The nature of life is one of the most fascinating but challenging issues in science. In fact, it’s been that way since the start of recorded human history, before we even thought of ‘science’ as a distinct pursuit among human intellectual pursuits. (Which it arguably isn’t or shouldn’t be. Except that our past four centuries having been dominated by a specific dissociation of science from natural philosophy, boxing it into the enterprises of nation-states and industrialization. Phew, there, I said it.)
Today we still don’t have a complete, agreed upon, picture of how life is initiated; how living systems might originate in an environment. Nor do we have a complete picture of how life and a planetary environment become as intimately entwined as they are on the Earth. Perhaps the most honest - and hugely unsatisfying - answer to both puzzles at the moment is that these things clearly do happen, and must happen for Earth to be the way it is.
Nonetheless, we can say with some certainty that life is when a system successfully propagates versions of itself into the future, by whatever means work in the face of a complex and variable environment (that itself might include other living systems). And when we say ‘work’ we mean ‘work well enough’. There is a bit of a misconception that can infect our thinking, one that says that organisms can be ‘perfect’ in the sense of adaptation to their environments. You’ll have heard phrases like this in breathless nature documentaries or rushed science reporting – where it is hinted that a species is a miraculous piece of finely-tuned engineering or intuitive genius. Such-and-such a characteristic is perfectly tuned or balanced, or the animal knows when and where to do something because this will ensure the survival of its species.
No, not really. Behind the curtains of Darwinian selection is the simple fact that what we see of organisms merely reflects properties that combine to enable those organisms to propagate themselves (meaning their genetic material) into the future with a finite probability.
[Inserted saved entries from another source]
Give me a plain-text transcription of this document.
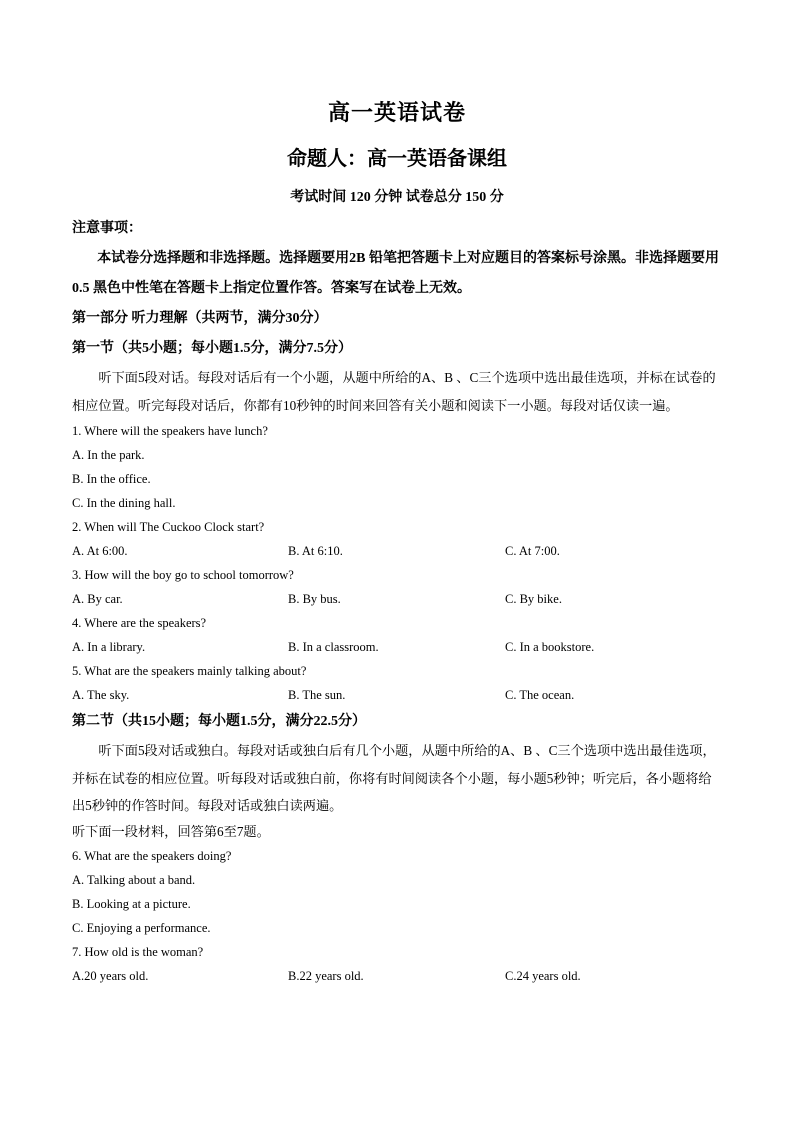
高一英语试卷
命题人：高一英语备课组
考试时间 120 分钟 试卷总分 150 分
注意事项：
本试卷分选择题和非选择题。选择题要用2B 铅笔把答题卡上对应题目的答案标号涂黑。非选择题要用0.5 黑色中性笔在答题卡上指定位置作答。答案写在试卷上无效。
第一部分 听力理解（共两节，满分30分）
第一节（共5小题；每小题1.5分，满分7.5分）
听下面5段对话。每段对话后有一个小题，从题中所给的A、B 、C三个选项中选出最佳选项，并标在试卷的相应位置。听完每段对话后，你都有10秒钟的时间来回答有关小题和阅读下一小题。每段对话仅读一遍。
1. Where will the speakers have lunch?
A. In the park.
B. In the office.
C. In the dining hall.
2. When will The Cuckoo Clock start?
A. At 6:00.	B. At 6:10.	C. At 7:00.
3. How will the boy go to school tomorrow?
A. By car.	B. By bus.	C. By bike.
4. Where are the speakers?
A. In a library.	B. In a classroom.	C. In a bookstore.
5. What are the speakers mainly talking about?
A. The sky.	B. The sun.	C. The ocean.
第二节（共15小题；每小题1.5分，满分22.5分）
听下面5段对话或独白。每段对话或独白后有几个小题，从题中所给的A、B 、C三个选项中选出最佳选项，并标在试卷的相应位置。听每段对话或独白前，你将有时间阅读各个小题，每小题5秒钟；听完后，各小题将给出5秒钟的作答时间。每段对话或独白读两遍。
听下面一段材料，回答第6至7题。
6. What are the speakers doing?
A. Talking about a band.
B. Looking at a picture.
C. Enjoying a performance.
7. How old is the woman?
A.20 years old.	B.22 years old.	C.24 years old.
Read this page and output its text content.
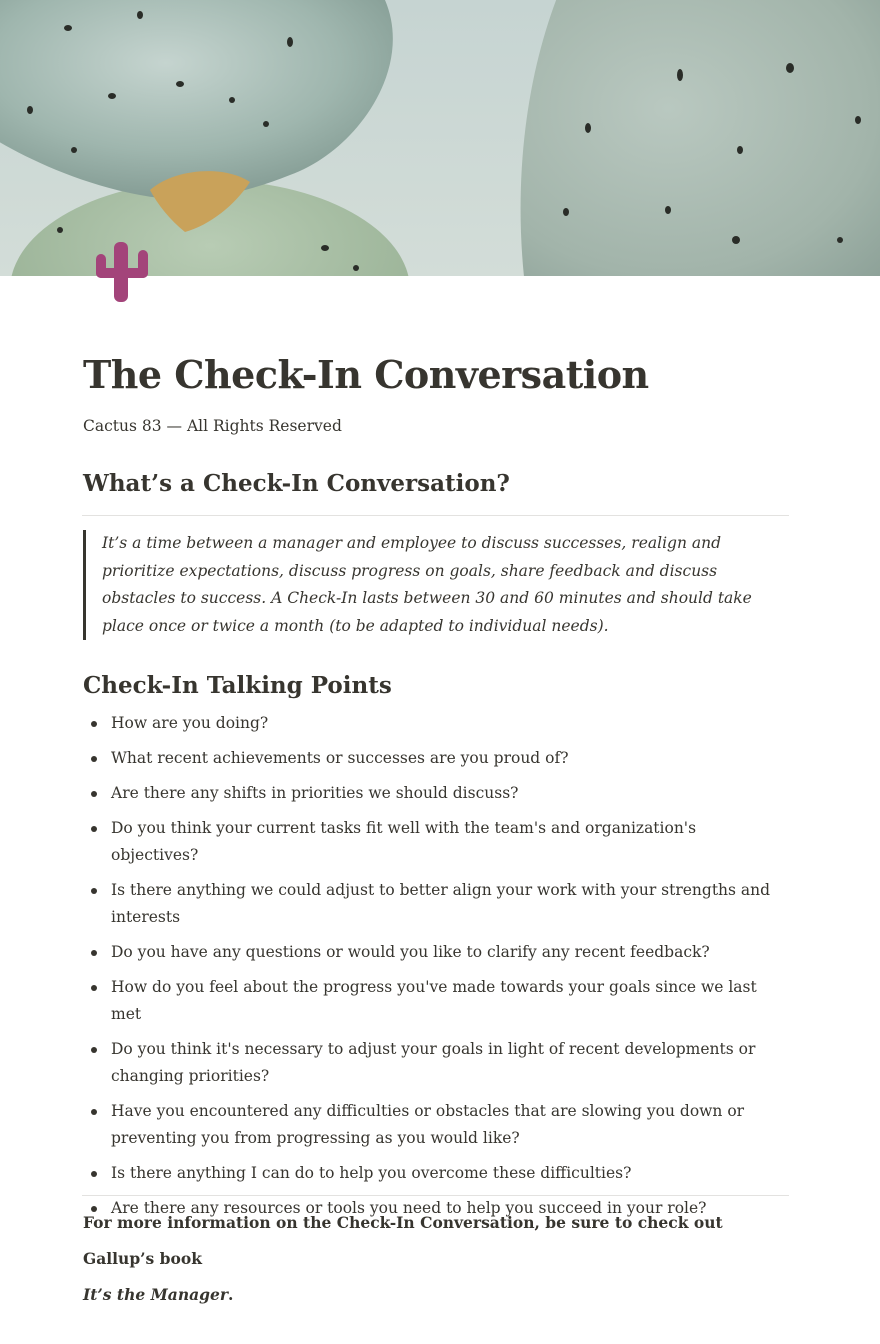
The Check-In Conversation

Cactus 83 — All Rights Reserved

What’s a Check-In Conversation?

It’s a time between a manager and employee to discuss successes, realign and prioritize expectations, discuss progress on goals, share feedback and discuss obstacles to success. A Check-In lasts between 30 and 60 minutes and should take place once or twice a month (to be adapted to individual needs).

Check-In Talking Points
How are you doing?
What recent achievements or successes are you proud of?
Are there any shifts in priorities we should discuss?
Do you think your current tasks fit well with the team's and organization's objectives?
Is there anything we could adjust to better align your work with your strengths and interests
Do you have any questions or would you like to clarify any recent feedback?
How do you feel about the progress you've made towards your goals since we last met
Do you think it's necessary to adjust your goals in light of recent developments or changing priorities?
Have you encountered any difficulties or obstacles that are slowing you down or preventing you from progressing as you would like?
Is there anything I can do to help you overcome these difficulties?
Are there any resources or tools you need to help you succeed in your role?

For more information on the Check-In Conversation, be sure to check out Gallup’s book
It’s the Manager.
If these properties were not the way they are the propagation might or might not fail. There can be, and often is, enormous attrition within generations or across generations. This is, literally, a numbers game.
Which brings us to what I think are some of the most critical unanswered questions in our efforts to characterize places in the cosmos where life might be.
While we often talk about the ‘habitability’ of environments, like rocky exoplanets, that term is woefully inadequate. It is a crude conflation of ideas, that while convenient in a very broad way, may be hindering our ability to really tackle the more fundamental questions.
For instance, when we evaluate whether a particular world might harbor life we should really be looking at a layering of probabilistic phenomena. First might be the root frequency (the rate) at which ‘origin events’ (abiogenesis) would be expected on a planet as a function of time. Second might be the frequency, or probability with which a given origin event continues into the future – again as a function of time or planetary age. In other words, the capacity of a planet to sustain life is potentially a very different issue to that of the capacity to initiate life.
It’s very hard to know whether these two phenomena are going to be correlated. Maybe some places are great at constantly triggering origin events but lousy at maintaining them for eons, or vice versa. These two probabilities could be wildly different.
The circumstances of the Earth tend to bias us to what could be an extreme viewpoint. Life on this planet appears to have an unbroken lineage going back at least 3.5 billion years. It’s tempting to see this as a yardstick for what a habitable planet ‘should do’. But maybe it isn’t. Maybe a good run for life on an average planet is only a few million years, or even less. We simply don’t know.
I’m not sure there’s a reason to imagine that the history of life plays out in any very consistent way across the cosmos. Even if the underlying molecular mechanisms are indeed universal and the energetic requirements from a planet (geochemical and climatological) are what we suspect. Evolution does not care. If something works well enough, it will be there in the future. If something doesn’t work well enough it will be filtered out. Life is not engaged in a ‘struggle’. That’s a convenient and misleading anthropomorphism. If things don’t work well enough life simply goes away.
What does this mean for our efforts to find other biologically active planets in the universe? In some ways it doesn’t impact those searches, or indeed the ways in which we attempt to gauge the suitability of other worlds for harboring life. We are stuck using our template of the Earth and what we think happens to planetary conditions in varying circumstances – based on very limited data from our history and from the solar system. Until we get much more detailed information about rocky exoplanets most bets are off, and we need these crude templates to make tough choices about which worlds to study.
But our ignorance about the nature of life is going to become a critical issue when we do eventually learn more about these other worlds. We may not know their ages well (stellar and system ages can be horribly poorly constrained), and we will still not know what the root probabilities are for life’s origins and life’s persistence. Nor will we know how many worlds have had or will have life sprawling across them – if we’re lucky we will simply see the worlds that are at present ‘good enough’.